HHS/OCR Issues Guidance on Disclosures of Protected Health Information for Public Health Purposes Under HIPAA

On December 18, the Department of Health and Human Services, Office for Civil Rights Compliance (“OCR”) issued “Guidance on HIPAA, Health Information Exchanges, and Disclosures for Public Health Purposes” (the “Guidance”). In a statement accompanying the Guidance, OCR Director Roger Severino said that the Guidance “highlight[s] how HIPAA supports the use of health information exchanges in sharing health data to improve the public’s health” during the COVID-19 public health emergency.

Specifically, the Guidance gives examples, in the form of questions and answers, of how covered entities (and their business associates) may disclose protected health information (“PHI”) to a health information exchange (“HIE”) for reporting to a local, state or federal public health authority that is authorized by law to collect or receive PHI for public health activities. Examples of public health activities of particular relevance to the COVID-19 pandemic include preventing or controlling disease, reporting disease, conducting public health surveillance, investigations and interventions.

An HIE is defined in the Guidance as “an organization that enables the sharing of electronic PHI among two or more unaffiliated entities, such as health care providers, health plans and business associates, for treatment, payment or health care operations purposes.” HIEs may also perform other activities for its participants, including but not limited to, public health reporting to public health authorities.

The Guidance clarifies that a covered entity or business associate may disclose PHI to a HIE for purposed of reporting PHI to a public health authority (“PHA”), without an individual’s authorization, in the following situations:

  • When the disclosure is required by law (federal, state or local);
  • When an HIE is a business associate of the covered entity that wishes to provide the information to a public health authority for public health activities (in accordance with the business associate agreement between the HIE and covered entity); or
  • When the HIE is acting under a grant of authority or contract with a public health agency for a public health activity. (For example, the state Department of Health can engage a HIE to collect test results and associated patient information from health care providers and transmit that information directly to the state’s electronic contact tracing systems.)

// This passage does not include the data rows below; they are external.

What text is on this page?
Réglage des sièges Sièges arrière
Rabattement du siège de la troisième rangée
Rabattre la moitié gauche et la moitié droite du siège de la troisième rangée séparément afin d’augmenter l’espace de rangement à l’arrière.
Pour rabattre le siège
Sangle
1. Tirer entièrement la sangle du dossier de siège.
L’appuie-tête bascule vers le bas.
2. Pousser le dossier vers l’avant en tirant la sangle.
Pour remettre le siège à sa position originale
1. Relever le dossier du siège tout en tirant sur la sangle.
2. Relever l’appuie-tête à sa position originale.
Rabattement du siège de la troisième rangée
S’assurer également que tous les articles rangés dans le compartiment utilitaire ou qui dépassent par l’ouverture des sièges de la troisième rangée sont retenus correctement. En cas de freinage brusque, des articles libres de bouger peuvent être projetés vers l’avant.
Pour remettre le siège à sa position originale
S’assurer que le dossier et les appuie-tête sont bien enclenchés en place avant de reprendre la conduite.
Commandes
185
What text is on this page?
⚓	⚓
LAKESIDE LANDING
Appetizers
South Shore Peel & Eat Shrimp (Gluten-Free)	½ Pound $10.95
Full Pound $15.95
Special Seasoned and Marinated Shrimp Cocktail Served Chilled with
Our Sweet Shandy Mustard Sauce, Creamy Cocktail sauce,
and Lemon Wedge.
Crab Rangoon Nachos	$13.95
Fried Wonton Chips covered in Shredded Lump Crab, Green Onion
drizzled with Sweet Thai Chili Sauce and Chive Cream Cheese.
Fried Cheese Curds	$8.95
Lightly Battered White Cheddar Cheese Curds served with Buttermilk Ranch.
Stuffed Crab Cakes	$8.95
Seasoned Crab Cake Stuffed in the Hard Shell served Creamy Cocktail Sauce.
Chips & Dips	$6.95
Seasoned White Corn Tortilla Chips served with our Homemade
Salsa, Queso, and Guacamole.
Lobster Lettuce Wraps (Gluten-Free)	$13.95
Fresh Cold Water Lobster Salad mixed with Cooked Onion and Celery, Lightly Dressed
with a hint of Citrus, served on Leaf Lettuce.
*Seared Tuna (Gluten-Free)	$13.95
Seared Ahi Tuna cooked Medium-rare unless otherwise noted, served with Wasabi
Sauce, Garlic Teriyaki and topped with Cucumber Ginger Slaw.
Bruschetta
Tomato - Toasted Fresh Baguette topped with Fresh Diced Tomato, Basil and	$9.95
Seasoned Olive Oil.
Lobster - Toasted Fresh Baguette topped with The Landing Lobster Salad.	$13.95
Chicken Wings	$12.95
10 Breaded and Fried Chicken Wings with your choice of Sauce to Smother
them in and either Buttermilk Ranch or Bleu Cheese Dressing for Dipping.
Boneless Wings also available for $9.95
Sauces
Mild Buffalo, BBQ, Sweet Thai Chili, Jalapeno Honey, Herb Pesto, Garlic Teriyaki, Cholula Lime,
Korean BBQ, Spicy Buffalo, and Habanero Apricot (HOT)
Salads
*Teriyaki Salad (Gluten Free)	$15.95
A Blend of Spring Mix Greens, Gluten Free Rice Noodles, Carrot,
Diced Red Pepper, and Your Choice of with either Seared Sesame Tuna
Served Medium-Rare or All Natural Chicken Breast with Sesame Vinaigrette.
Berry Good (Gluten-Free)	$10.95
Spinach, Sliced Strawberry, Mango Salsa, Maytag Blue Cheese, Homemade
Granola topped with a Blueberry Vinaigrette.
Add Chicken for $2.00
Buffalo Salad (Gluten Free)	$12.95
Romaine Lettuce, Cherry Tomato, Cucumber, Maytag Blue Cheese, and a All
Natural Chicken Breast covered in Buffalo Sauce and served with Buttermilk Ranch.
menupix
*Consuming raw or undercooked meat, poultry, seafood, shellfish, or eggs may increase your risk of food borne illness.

Other topics addressed in the Guidance include:

  • Can a covered entity rely on a PHA’s request to disclose a summary record to a PHA or HIE as being the minimum necessary PHI needed by the PHA to accomplish the public health purpose of the disclosure? (Short answer, yes. One example: “when the Centers for Disease Control and Prevention . . . requests that health care providers disclose PHI on an ongoing basis for all prior and current cases of patients exposed to COVID-19, whether suspected or confirmed, using Electronic Case Reporting (eCR), the automated generation and transmission of case reports from EHRs to public health agencies, for review and action.”);
  • May a covered entity disclose PHI to a PHA without receiving a direct request from the PHA? (Short answer, yes);
  • May an HIE provide PHI it has received as a business associate of a covered entity to a PHA for public health purposes without first obtaining permission from the covered entity? (Short answer, yes, during the COVID-19 public health emergency); and
  • Is a covered entity required to provide notice to individuals about its disclosures of PHI to a PHA for public health purposes? (Short answer, yes, a covered entity is required to provide notice that it discloses PHI for public health purposes, including for public health purposes for which the covered entity may use or disclose PHI without the individual’s authorization, in its Notice of Privacy Practices);
  • Is an HIE that is a business associate required to provide such notice? (Short answer, no a business associate is not required to provide a Notice of Privacy Practices, but disclosures made by a covered entity to a PHA or the covered entity’s business associate for public health purposes will be subject to the accounting of disclosures rule).

The Guidance should be helpful to covered entities and their business associates as the COVID-19 public health emergency continues and PHAs request more data on testing, test results and associated PHI for public health activities.